In Egypt's case, of course, preventing more of the same means much more than strengthening democracy; it means defending democracy's very legitimacy. Without economic democracy to prevent corruption and deliver on the revolution's promise of broad prosperity, democracy itself could become discredited as a vehicle for social change, opening a window for violent Islamic fundamentalism.

Fortunately, there are plenty of great economic-democracy blue prints out there for the Egyptians and economic revolutionaries around the world to turn to.

Central to any such model is the concept of employee ownership. While state and privately appointed boards of directors control company profits and policies like unaccountable feudal lords, employee-elected boards of directors would serve democratically, in the interest of the most sizable and productive segment of the company community -- the employees. According to Richard Wolff, such a transformation would not only serve employee interests, but benefit their companies and the economy as a whole by eliminating much of the destructive moves corporations have made to maximize elite profits. Wolff refers to the example of employee wages, which corporations have effectively stifled in the US since the 1970s, thus necessitating the consumer debt glut which culminated with the recent financial crisis.

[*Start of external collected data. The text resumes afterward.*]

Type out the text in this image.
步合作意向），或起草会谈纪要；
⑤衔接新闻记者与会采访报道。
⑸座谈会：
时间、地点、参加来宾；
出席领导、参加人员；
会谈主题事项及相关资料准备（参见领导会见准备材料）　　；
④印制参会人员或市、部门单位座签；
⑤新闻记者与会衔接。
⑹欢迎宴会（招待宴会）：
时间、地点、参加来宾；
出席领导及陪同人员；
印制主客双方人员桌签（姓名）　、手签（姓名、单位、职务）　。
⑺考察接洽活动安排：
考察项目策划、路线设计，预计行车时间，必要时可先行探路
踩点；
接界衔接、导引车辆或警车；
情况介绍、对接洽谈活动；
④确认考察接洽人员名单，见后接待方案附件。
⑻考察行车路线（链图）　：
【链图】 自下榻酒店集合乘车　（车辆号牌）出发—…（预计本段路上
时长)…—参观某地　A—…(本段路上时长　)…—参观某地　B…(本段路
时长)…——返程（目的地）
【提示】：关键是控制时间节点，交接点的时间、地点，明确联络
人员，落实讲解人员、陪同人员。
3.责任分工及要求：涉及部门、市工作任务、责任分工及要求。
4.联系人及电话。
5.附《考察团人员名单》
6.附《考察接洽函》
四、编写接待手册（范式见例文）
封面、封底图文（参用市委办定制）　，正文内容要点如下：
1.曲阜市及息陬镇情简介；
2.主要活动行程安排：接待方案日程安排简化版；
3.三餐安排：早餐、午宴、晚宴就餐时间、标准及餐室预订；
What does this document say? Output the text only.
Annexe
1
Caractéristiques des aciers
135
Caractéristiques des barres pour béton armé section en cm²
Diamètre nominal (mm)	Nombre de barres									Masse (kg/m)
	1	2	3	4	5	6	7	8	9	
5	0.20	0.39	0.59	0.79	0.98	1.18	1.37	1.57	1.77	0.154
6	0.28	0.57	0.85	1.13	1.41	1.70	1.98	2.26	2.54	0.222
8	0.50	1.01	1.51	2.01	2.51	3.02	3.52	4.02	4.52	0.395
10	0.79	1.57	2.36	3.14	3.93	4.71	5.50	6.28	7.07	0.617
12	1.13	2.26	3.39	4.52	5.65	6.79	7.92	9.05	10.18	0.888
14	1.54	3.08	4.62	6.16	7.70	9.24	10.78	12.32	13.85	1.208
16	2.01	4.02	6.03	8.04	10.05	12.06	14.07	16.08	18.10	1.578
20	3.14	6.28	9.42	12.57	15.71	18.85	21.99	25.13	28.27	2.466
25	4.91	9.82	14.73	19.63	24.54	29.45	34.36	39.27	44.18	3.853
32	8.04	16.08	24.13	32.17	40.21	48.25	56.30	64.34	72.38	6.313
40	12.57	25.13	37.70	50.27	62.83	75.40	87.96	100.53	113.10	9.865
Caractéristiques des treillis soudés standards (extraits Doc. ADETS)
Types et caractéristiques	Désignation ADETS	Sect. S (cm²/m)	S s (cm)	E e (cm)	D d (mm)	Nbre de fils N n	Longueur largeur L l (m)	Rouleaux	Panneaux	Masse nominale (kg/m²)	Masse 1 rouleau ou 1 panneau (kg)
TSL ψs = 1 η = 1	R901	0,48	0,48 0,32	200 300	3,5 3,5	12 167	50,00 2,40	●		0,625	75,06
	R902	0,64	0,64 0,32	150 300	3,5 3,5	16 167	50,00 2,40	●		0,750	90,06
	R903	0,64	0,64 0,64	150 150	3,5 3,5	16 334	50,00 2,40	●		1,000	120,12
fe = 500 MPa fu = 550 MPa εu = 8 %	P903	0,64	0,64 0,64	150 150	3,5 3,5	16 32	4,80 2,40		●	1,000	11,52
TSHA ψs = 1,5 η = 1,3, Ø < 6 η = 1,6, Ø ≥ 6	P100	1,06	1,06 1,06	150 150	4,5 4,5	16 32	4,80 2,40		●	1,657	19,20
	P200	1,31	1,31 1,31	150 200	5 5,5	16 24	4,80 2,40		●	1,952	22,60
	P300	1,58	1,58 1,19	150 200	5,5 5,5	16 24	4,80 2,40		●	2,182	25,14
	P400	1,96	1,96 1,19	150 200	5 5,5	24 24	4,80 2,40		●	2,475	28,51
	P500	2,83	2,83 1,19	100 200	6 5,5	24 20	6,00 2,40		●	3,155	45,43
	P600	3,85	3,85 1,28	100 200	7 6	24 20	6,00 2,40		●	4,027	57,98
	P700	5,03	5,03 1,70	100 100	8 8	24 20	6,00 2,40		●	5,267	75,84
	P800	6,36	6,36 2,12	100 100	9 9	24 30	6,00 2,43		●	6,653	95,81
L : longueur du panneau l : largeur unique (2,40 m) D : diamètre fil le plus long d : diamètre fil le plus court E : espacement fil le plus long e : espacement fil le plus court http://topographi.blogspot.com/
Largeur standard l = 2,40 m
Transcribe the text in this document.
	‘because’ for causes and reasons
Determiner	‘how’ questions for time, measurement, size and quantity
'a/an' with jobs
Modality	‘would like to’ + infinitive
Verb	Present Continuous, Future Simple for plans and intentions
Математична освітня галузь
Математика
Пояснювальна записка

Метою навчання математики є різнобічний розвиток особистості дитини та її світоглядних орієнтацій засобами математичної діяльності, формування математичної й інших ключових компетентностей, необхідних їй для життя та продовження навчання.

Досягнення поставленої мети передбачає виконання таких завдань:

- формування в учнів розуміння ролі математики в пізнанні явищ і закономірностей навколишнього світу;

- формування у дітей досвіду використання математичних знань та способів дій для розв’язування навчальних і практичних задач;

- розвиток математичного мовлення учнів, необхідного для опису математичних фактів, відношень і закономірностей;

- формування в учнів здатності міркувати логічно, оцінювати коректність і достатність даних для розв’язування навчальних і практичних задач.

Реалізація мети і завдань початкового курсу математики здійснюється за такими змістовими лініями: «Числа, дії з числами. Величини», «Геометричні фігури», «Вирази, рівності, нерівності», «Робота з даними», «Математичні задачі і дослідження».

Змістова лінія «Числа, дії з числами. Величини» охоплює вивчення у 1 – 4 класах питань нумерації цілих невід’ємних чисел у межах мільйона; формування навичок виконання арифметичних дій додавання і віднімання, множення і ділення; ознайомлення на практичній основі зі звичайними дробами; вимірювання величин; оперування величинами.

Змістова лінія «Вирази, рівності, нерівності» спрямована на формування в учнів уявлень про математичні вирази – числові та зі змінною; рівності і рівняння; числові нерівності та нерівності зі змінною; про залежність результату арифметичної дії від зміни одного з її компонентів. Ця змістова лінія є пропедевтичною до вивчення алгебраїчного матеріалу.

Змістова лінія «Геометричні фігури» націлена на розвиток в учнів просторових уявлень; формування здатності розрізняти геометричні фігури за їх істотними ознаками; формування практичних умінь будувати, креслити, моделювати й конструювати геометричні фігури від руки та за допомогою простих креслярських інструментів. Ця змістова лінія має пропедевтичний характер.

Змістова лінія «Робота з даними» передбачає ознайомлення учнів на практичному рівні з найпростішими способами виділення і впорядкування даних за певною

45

Of course, as David Korten has written in his brilliant treatise Agenda for a New Economy, it's not enough to shift ownership to employees in general; the most democratic owners are local owners -- that is, employees based in the communities that will be most affected by a company's actions. It's not hard to see why. For instance, you'd be a lot less likely to pollute a local water supply if it's your water supply, or rip off your own neighbors in an investment scam. It's at the community level that the invisible hand can actually do its job. Korten's Agenda also outlines a series of seven key "points of intervention" needed to shift the axis of economic power from the kings of Wall Street to the communities of Main Street. For a full description of the interventions, check out Korten's book or the New Economy Working Group website, but here's the basic outline:

  • Replace GDP with "living wealth indicators" to measure how the economy is actually benefiting communities
  • Reorient the financial system to invest in thriving main street economies rather than expanding phantom, Wall-Street wealth
  • Achieve a more just distribution of wealth
  • Promote businesses designed to make better communities instead of just money
  • Grow democracy and real markets by ending corporate personhood and replacing corporate monopolies with real main-street markets
  • Create local-living economies that act as bounded subsystems of the global ecosystem (check out the Center for the Advancement of the Steady State Economy's work for an enlightening look at what this would involve)
  • Change the global rules and institutions to promote the preceding goals

If you're thinking these are the kinds of changes only a revolution could produce, you're right. Until business-as-usual on Wall Street provides us with the ultimate game-changing crisis, activists across the world will have little choice but to keep up their herculean struggle, building the foundations of transformation bit by difficult bit.

The world is bound to face such a transformational crisis in short order, without a doubt. But in Egypt a transformational moment has already has presented itself. As the latest country to undergo a democratic revolution, Egypt has an historic opportunity to not only become the world's newest political democracy but also its most modern and most complete democracy by expanding its revolution into the economic sphere. In so doing it could help inspire similar movements and provide the global community with a model it will need over the coming decades to overhaul the global economy and save civilization from the crises of Wall-Street style-capitalism. With all that's stacked against them, the chances the Egyptians could pull it off are admittedly slim. But they have nothing to lose and the world's first true democracy to gain.